Inventory Accuracy: The Field Method From 85% to 95%

Store inventory accuracy is omnichannel's lifeline. Moving from 85% to 95% isn't about "counting harder" — it's three moves:

  1. Cycle counts instead of wall-to-wall counts: count 5% of SKUs daily for full coverage monthly. Stores dread the annual wall-to-wall count, and accuracy decays within three months anyway. Cycle counting spreads the workload and holds accuracy higher.
  2. Scan at receiving: store staff scan inbound goods into the system on arrival via phone/PDA instead of "sell first, paperwork later." 70% of store inventory variance comes from receiving never booked promptly.
  3. Negative-inventory alerts: the moment a SKU's sellable quantity goes negative in the OMS, fire an alert. Negative inventory is ironclad proof of a process hole — follow it to find the black hole.

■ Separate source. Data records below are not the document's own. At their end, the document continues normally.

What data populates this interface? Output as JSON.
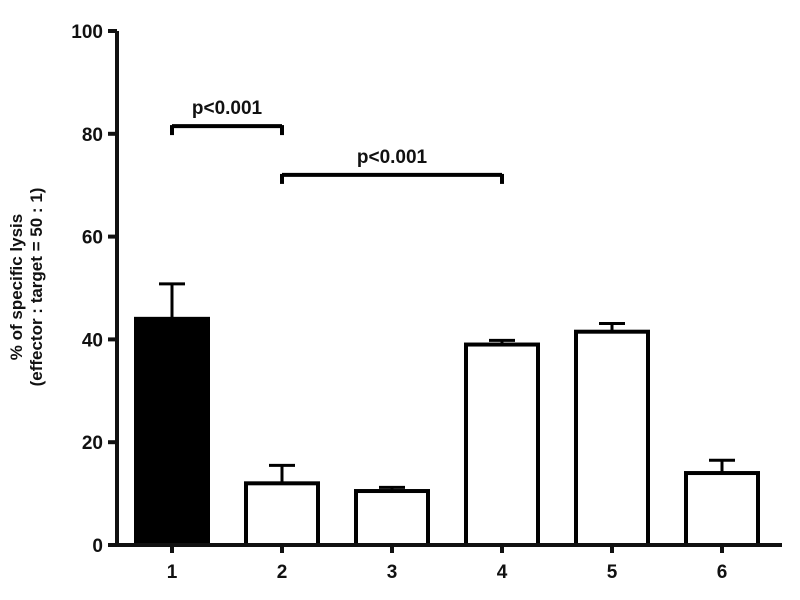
{
  "chart_data": {
    "type": "bar",
    "title": "",
    "xlabel": "",
    "ylabel_line1": "% of specific lysis",
    "ylabel_line2": "(effector : target = 50 : 1)",
    "ylim": [
      0,
      100
    ],
    "yticks": [
      0,
      20,
      40,
      60,
      80,
      100
    ],
    "categories": [
      "1",
      "2",
      "3",
      "4",
      "5",
      "6"
    ],
    "values": [
      44,
      12,
      10.5,
      39,
      41.5,
      14
    ],
    "errors": [
      6.8,
      3.5,
      0.7,
      0.8,
      1.6,
      2.5
    ],
    "fills": [
      "#000000",
      "#ffffff",
      "#ffffff",
      "#ffffff",
      "#ffffff",
      "#ffffff"
    ],
    "grid": false,
    "annotations": [
      {
        "text": "p<0.001",
        "from": 0,
        "to": 1,
        "y": 81.5
      },
      {
        "text": "p<0.001",
        "from": 1,
        "to": 3,
        "y": 72
      }
    ]
  }
}
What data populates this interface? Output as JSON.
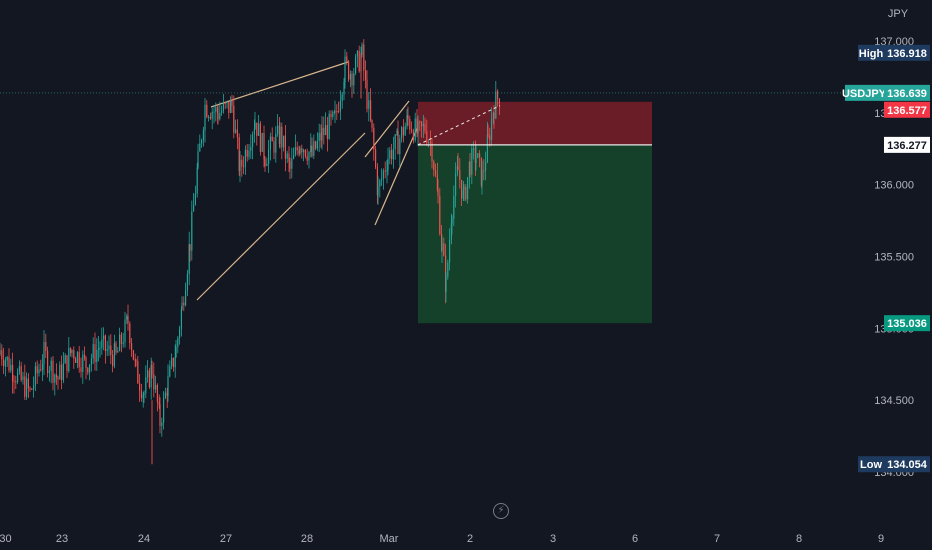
{
  "currency": "JPY",
  "symbol": "USDJPY",
  "colors": {
    "background": "#131722",
    "up": "#26a69a",
    "down": "#ef5350",
    "text": "#b2b5be",
    "stop_zone": "#7a1f27",
    "target_zone": "#16452a",
    "pattern_lines": "#d8b58c",
    "symbol_tag": "#26a69a",
    "stop_tag": "#f23645",
    "target_tag": "#089981",
    "extreme_tag": "#1e3a5f"
  },
  "labels": {
    "high": {
      "label": "High",
      "value": "136.918"
    },
    "low": {
      "label": "Low",
      "value": "134.054"
    },
    "last": {
      "label": "USDJPY",
      "value": "136.639"
    },
    "stop": {
      "value": "136.577"
    },
    "entry": {
      "value": "136.277"
    },
    "target": {
      "value": "135.036"
    }
  },
  "icons": {
    "replay": "flash-icon"
  },
  "chart_data": {
    "type": "candlestick",
    "y_axis": {
      "range": [
        133.9,
        137.2
      ],
      "ticks": [
        "137.000",
        "136.500",
        "136.000",
        "135.500",
        "135.000",
        "134.500",
        "134.000"
      ],
      "tick_values": [
        137.0,
        136.5,
        136.0,
        135.5,
        135.0,
        134.5,
        134.0
      ]
    },
    "x_axis": {
      "ticks": [
        ":30",
        "23",
        "24",
        "27",
        "28",
        "Mar",
        "2",
        "3",
        "6",
        "7",
        "8",
        "9"
      ]
    },
    "price_path": [
      [
        "22 22:30",
        134.85
      ],
      [
        "23 00",
        134.7
      ],
      [
        "23 03",
        134.55
      ],
      [
        "23 06",
        134.82
      ],
      [
        "23 09",
        134.65
      ],
      [
        "23 12",
        134.85
      ],
      [
        "23 15",
        134.75
      ],
      [
        "23 18",
        134.88
      ],
      [
        "24 00",
        134.8
      ],
      [
        "24 03",
        135.05
      ],
      [
        "24 05",
        134.7
      ],
      [
        "24 08",
        134.55
      ],
      [
        "24 10",
        134.72
      ],
      [
        "24 13",
        134.35
      ],
      [
        "24 15",
        134.62
      ],
      [
        "24 18",
        134.85
      ],
      [
        "24 21",
        135.15
      ],
      [
        "24 23",
        135.6
      ],
      [
        "27 01",
        136.15
      ],
      [
        "27 03",
        136.55
      ],
      [
        "27 06",
        136.5
      ],
      [
        "27 09",
        136.55
      ],
      [
        "27 12",
        136.1
      ],
      [
        "27 15",
        136.45
      ],
      [
        "27 18",
        136.2
      ],
      [
        "27 21",
        136.35
      ],
      [
        "28 00",
        136.1
      ],
      [
        "28 03",
        136.3
      ],
      [
        "28 06",
        136.2
      ],
      [
        "28 09",
        136.35
      ],
      [
        "28 12",
        136.45
      ],
      [
        "28 15",
        136.82
      ],
      [
        "28 18",
        136.78
      ],
      [
        "28 20",
        136.9
      ],
      [
        "28 22",
        136.6
      ],
      [
        "Mar 00",
        136.35
      ],
      [
        "Mar 02",
        135.95
      ],
      [
        "Mar 04",
        136.2
      ],
      [
        "Mar 06",
        136.3
      ],
      [
        "Mar 08",
        136.45
      ],
      [
        "Mar 10",
        136.35
      ],
      [
        "Mar 12",
        136.4
      ],
      [
        "Mar 14",
        136.25
      ],
      [
        "Mar 16",
        135.9
      ],
      [
        "Mar 18",
        135.55
      ],
      [
        "Mar 20",
        135.3
      ],
      [
        "Mar 22",
        135.85
      ],
      [
        "2 00",
        136.1
      ],
      [
        "2 02",
        135.9
      ],
      [
        "2 04",
        136.15
      ],
      [
        "2 06",
        136.2
      ],
      [
        "2 08",
        136.05
      ],
      [
        "2 10",
        136.3
      ],
      [
        "2 12",
        136.55
      ],
      [
        "2 14",
        136.639
      ]
    ],
    "range_high": 136.918,
    "range_low": 134.054,
    "short_position": {
      "entry": 136.277,
      "stop": 136.577,
      "target": 135.036
    },
    "pattern": "rising wedge"
  }
}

Org Design: Who Owns "One Inventory"

The technical blueprint is ready; the last hurdle is organizational. One inventory pool threatens two departments' turf: e-commerce fears stores will drain stock before big promotions; stores fear online orders piling onto their workload. The fix is naming one omnichannel owner — typically under the supply-chain or operations VP — accountable for three shared KPIs:

  • Omnichannel stockout rate (online + stores as one)
  • Inventory days on hand (channel-agnostic)
  • Fulfillment cost as a share of sales (prevents split-happy speed chasing)

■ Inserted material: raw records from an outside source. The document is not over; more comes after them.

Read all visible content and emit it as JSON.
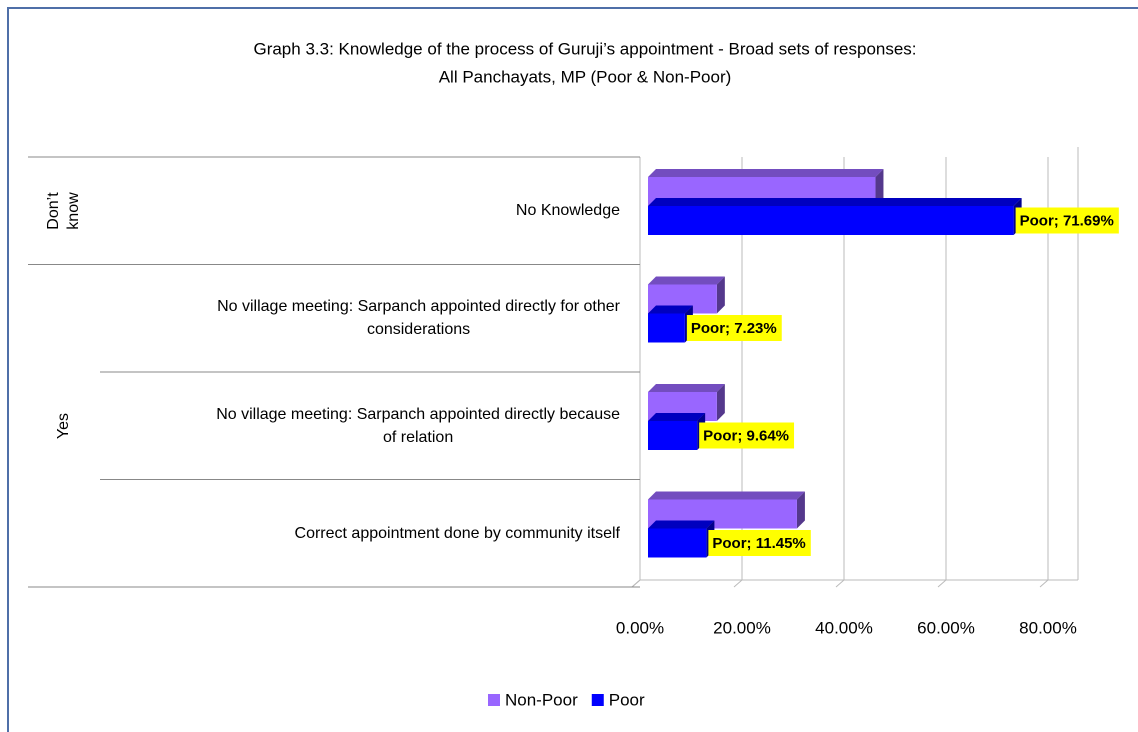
{
  "chart_data": {
    "type": "bar",
    "orientation": "horizontal",
    "title": [
      "Graph 3.3: Knowledge of the process of Guruji’s appointment - Broad sets of responses:",
      "All Panchayats, MP (Poor & Non-Poor)"
    ],
    "categories": [
      [
        "No Knowledge"
      ],
      [
        "No village meeting: Sarpanch appointed directly for other",
        "considerations"
      ],
      [
        "No village meeting: Sarpanch appointed directly because",
        "of relation"
      ],
      [
        "Correct appointment done by community itself"
      ]
    ],
    "groups": [
      "Don’t know",
      "Yes",
      "Yes",
      "Yes"
    ],
    "series": [
      {
        "name": "Non-Poor",
        "color": "#9966ff",
        "values": [
          44.6,
          13.5,
          13.5,
          29.2
        ]
      },
      {
        "name": "Poor",
        "color": "#0000ff",
        "values": [
          71.69,
          7.23,
          9.64,
          11.45
        ],
        "value_labels": [
          "Poor; 71.69%",
          "Poor; 7.23%",
          "Poor; 9.64%",
          "Poor; 11.45%"
        ]
      }
    ],
    "xlim": [
      0,
      80
    ],
    "xticks": [
      {
        "value": 0,
        "label": "0.00%"
      },
      {
        "value": 20,
        "label": "20.00%"
      },
      {
        "value": 40,
        "label": "40.00%"
      },
      {
        "value": 60,
        "label": "60.00%"
      },
      {
        "value": 80,
        "label": "80.00%"
      }
    ],
    "grid": true,
    "legend": "bottom"
  }
}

Without unified KPIs, integrated systems change nothing. I've watched companies launch the technology while e-commerce and stores kept managing separate pools — because incentives were still separate. Unify KPIs first, integrate systems second. Never reverse the order.

Case Study: A Sporting-Goods Brand's Ship-from-Store Transformation

Packing an online order in the store backroom

A mid-size US sporting-goods brand — 120 stores plus 2 e-commerce DCs — ran a 12% online stockout rate while stores sat on piles of slow-moving inventory. An OMS "one inventory" transformation followed: first, real-time store POS inventory sync (every 15 minutes); second, ship-from-store, with online orders fulfilled preferentially from stores within 50 km; third, BOPIS with a 2-hour ready promise. Six months later: online stockout rate down to 3%, store inventory turns up 25%, average delivery time cut from 4.2 to 2.1 days. The surprise: 38% of BOPIS customers made additional purchases when collecting — a fulfillment model became a traffic source.

Pitfalls to Avoid

  1. A store is not a mini-warehouse: asking stores to pick and ship means giving them simple picking tools and a dedicated packing area — otherwise staff resist and accuracy suffers.
  2. Fix inventory accuracy first: store inventory accuracy typically runs 85–90%; exposing that directly as omnichannel sellable stock invites oversell complaints. Cycle-count stores up to 95% before launch.
  3. Don't ignore reverse logistics: omnichannel returns can land at any store. Design return receiving and resale flows in the OMS upfront, or returns become a black hole.

Conclusion

Omnichannel fulfillment = one inventory pool (foundation) + OMS routing (brain) + three fulfillment models (hands and feet). Technically, no insurmountable barriers exist — the real barrier is organizational: will e-commerce and store teams share inventory and share KPIs? Systems can integrate data; they can't integrate org charts — a line for every executive driving omnichannel.